Malaise
I’ve been traveling a lot for work lately. I remember when I first started out at this job, I actually enjoyed the breaks I’d get from the walking on eggshells at home. Every trip would be an escape. Temporary relief from inevitably fucking something up, whether I actually fucked something up or not.
Now, though, it doesn’t have that same appeal. There is no tension at home. Home is a wonderful and safe place and I enjoy being there more now than I ever have. Traveling for work is simply taking me out of a place I want to be. It’s not an escape, I don’t have anything I need to escape. It’s a huge downer, to be completely honest, and I’ve been traveling pretty extensively. I’m really over it. I don’t think I’m going to be doing a ton more, but I think what I’ve done already is more than enough.

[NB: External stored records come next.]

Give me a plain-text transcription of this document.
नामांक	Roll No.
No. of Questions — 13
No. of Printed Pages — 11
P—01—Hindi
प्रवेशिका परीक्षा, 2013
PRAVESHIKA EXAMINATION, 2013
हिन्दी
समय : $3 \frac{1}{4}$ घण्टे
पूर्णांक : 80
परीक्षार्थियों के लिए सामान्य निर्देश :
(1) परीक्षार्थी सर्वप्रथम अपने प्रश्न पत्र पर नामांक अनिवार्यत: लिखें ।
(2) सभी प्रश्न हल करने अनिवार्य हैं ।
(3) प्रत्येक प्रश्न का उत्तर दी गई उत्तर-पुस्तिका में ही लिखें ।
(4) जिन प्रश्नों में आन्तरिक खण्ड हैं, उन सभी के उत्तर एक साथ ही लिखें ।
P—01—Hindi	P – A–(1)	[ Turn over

I don’t know. I don’t think I’m going to keep up this sort of travel. Hopefully not, anyways.
I’m also finding it necessary to just pull away from really toxic people. It seems like the overturning of Roe v. Wade has exposed a lot of awful people for being really awful. I’ve been alive long enough to realize that I can’t convince these people to not be shitty. They’re stuck in their beliefs, because they have no requirement for science or fact. They’re perfectly content to just sit on belief alone. It’s essentially a cult. I’m not a cult deprogrammer, and I’ll be honest- I don’t think it’s possible to deprogram someone that’s been in a cult. They’ll either continue repeating the cult mantra, or they’ll realize of their own volition that the cult dogma is completely untrue. There is no “deprogramming”. Just waking up from the nightmare.
It terrifies me, what the future holds. The world my children will be left. It won’t be pleasant. It’s already getting so much worse. I just don’t know what to do about it. I know that something, anything, is better than doing nothing. Man. I just don’t know. How has education failed this country so hard?